2026 Membership Book FINAL

USCA4 Appeal: 25-1892

Doc: 16

Filed: 10/15/2025

Pg: 46 of 97

Commentators similarly recognized that the CEA “resulted in the

preemption of all other would-be regulators at every level of government. ” Philip F. Johnson, The Commodity Futures Trading Commission Act: Preemption as Public Policy , 29 Vand. L. Rev. 1, 2 (1976) (authored by future CFTC Chairman); see also Rainbolt, supra , at 18 (authored by CFTC Commissioner); Van Wart, supra , at 721 ( “ the exclusive jurisdiction of the

CEA preempts state bucket-shop laws and other anti-gambling legislation ” ).

“As a matter of statutory construction, federal courts ‘presume that

Congress is knowledgeable about existing law pertinent to the legislation it enacts. ’” United States v.
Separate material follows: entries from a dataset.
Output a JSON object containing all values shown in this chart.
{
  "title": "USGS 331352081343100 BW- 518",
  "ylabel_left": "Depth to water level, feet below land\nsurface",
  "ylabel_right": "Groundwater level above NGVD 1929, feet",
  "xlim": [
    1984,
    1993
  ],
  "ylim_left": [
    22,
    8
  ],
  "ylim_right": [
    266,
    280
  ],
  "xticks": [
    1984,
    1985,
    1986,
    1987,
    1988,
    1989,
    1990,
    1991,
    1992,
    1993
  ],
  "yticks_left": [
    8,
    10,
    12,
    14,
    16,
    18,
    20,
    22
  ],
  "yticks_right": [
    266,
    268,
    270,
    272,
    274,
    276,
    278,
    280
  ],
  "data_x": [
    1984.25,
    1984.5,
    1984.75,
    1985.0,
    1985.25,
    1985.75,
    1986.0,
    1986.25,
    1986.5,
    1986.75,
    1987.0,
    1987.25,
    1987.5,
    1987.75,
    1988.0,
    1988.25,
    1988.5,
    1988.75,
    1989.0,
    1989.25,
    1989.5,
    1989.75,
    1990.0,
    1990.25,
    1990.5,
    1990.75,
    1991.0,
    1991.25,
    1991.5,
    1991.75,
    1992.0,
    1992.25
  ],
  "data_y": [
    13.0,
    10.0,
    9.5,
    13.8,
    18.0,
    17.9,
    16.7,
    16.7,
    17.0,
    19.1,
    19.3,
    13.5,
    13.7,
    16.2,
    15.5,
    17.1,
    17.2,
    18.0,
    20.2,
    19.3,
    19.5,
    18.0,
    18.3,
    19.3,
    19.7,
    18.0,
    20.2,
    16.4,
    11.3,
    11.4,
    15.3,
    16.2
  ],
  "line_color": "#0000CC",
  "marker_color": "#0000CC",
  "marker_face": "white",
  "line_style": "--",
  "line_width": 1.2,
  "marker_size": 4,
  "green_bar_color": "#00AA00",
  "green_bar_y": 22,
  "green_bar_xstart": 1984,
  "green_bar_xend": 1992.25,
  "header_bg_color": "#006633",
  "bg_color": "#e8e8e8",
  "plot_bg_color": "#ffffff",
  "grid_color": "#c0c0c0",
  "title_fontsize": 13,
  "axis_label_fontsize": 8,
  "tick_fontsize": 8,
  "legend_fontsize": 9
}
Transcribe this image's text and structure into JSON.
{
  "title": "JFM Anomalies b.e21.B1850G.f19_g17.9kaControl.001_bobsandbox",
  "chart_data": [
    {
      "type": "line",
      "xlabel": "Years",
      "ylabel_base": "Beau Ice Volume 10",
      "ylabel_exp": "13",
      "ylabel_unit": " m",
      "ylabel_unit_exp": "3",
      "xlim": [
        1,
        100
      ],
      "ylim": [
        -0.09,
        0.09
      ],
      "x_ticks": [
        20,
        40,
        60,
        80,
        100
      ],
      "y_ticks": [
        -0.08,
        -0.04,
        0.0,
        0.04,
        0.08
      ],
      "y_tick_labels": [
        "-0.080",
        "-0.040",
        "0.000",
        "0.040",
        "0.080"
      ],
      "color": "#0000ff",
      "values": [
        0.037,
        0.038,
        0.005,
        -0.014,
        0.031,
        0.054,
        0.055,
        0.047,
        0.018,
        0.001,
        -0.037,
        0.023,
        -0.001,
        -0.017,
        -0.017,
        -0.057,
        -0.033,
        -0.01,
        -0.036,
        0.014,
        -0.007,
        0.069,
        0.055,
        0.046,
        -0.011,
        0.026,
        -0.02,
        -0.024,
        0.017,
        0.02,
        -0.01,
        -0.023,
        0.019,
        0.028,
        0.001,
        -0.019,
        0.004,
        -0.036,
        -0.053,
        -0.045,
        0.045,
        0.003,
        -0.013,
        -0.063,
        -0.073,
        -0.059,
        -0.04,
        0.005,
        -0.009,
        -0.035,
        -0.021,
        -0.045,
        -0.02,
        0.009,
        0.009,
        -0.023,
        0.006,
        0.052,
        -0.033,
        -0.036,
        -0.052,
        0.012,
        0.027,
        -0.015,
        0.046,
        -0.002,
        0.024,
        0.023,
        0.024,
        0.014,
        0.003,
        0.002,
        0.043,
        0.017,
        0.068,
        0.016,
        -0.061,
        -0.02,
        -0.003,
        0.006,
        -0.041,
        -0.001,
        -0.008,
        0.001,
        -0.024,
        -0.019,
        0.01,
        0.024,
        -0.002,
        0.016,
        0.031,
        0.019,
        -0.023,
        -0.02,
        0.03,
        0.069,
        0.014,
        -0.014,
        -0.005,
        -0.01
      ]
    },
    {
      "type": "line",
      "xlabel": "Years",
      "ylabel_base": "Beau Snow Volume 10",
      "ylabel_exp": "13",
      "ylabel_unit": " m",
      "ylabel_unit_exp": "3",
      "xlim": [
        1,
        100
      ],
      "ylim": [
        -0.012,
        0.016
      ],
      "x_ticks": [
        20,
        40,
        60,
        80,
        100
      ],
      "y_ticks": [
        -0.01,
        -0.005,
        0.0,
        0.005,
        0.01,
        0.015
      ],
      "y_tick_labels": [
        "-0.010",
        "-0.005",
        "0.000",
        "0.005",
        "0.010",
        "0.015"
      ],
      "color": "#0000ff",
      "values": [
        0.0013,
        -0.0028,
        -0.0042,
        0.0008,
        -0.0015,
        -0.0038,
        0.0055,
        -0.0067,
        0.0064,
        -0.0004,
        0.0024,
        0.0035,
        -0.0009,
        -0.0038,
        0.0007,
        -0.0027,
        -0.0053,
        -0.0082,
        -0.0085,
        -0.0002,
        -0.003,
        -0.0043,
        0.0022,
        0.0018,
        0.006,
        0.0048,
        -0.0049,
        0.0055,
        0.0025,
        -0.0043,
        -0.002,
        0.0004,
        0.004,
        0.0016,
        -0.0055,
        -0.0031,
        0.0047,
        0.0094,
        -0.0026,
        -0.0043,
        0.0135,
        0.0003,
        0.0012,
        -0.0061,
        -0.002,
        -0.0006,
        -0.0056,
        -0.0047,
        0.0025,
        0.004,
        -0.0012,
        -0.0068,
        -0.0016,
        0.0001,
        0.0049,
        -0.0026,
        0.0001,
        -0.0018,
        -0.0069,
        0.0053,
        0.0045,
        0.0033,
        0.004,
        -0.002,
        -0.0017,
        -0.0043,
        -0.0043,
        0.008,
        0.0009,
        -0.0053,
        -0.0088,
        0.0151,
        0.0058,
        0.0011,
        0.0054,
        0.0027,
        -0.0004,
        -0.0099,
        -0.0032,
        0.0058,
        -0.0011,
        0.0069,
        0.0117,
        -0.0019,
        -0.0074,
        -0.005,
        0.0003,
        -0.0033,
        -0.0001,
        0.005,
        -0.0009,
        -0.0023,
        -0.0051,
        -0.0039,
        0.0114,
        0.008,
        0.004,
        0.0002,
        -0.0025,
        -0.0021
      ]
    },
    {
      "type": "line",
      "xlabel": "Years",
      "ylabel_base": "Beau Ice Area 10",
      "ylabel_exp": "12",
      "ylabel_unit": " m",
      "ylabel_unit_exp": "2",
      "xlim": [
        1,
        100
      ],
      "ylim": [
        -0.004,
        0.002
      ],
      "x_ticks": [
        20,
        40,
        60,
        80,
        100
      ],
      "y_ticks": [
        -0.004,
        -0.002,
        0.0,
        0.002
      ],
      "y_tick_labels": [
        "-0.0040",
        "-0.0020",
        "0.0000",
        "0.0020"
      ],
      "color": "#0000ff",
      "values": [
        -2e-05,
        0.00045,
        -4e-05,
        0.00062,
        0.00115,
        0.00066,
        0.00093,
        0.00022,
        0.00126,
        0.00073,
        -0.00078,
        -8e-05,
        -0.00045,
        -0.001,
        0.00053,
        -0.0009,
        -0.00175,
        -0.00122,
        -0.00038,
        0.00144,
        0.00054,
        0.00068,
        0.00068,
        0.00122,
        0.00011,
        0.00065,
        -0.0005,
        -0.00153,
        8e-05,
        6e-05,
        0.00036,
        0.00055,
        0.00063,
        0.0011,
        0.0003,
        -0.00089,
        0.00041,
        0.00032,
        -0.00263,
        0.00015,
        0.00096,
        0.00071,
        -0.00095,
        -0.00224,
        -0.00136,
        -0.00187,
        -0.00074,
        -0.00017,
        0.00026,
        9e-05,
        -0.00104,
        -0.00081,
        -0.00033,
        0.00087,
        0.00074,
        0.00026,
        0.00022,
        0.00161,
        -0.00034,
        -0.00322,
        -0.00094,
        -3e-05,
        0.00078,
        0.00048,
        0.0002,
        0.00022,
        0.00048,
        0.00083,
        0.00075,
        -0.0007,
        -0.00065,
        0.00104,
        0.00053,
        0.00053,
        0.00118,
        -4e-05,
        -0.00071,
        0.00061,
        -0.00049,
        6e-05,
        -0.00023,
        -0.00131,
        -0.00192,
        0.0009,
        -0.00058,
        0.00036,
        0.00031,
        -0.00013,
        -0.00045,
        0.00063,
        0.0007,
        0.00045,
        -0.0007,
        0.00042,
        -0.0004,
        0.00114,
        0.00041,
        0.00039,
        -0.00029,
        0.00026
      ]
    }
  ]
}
Perkins , 67 F.4th 583, 611 (4th Cir. 2023) (citation

omitted). When it returned to the CEA in 2010, Congress would have been

aware of the uniform interpretation of every court that had addressed

preemption. And Congress would have understood that confirming the

CFTC’s jurisdiction over event contracts preempted state law as applied to

trading those instruments on DCMs.

The CFTC shares this view. In separate litigation involving the CFTC’s

authority to regulate certain Kalshi event contracts, the CFTC recently

acknowledged that, “ due to federal preemption, event contracts never violate state law when they are traded on a DCM.” Appellant’s Br., KalshiEX v. CFTC , No. 24-5205 (D.C. Cir. Oct. 16, 2024); see Loper Bright Enters. v.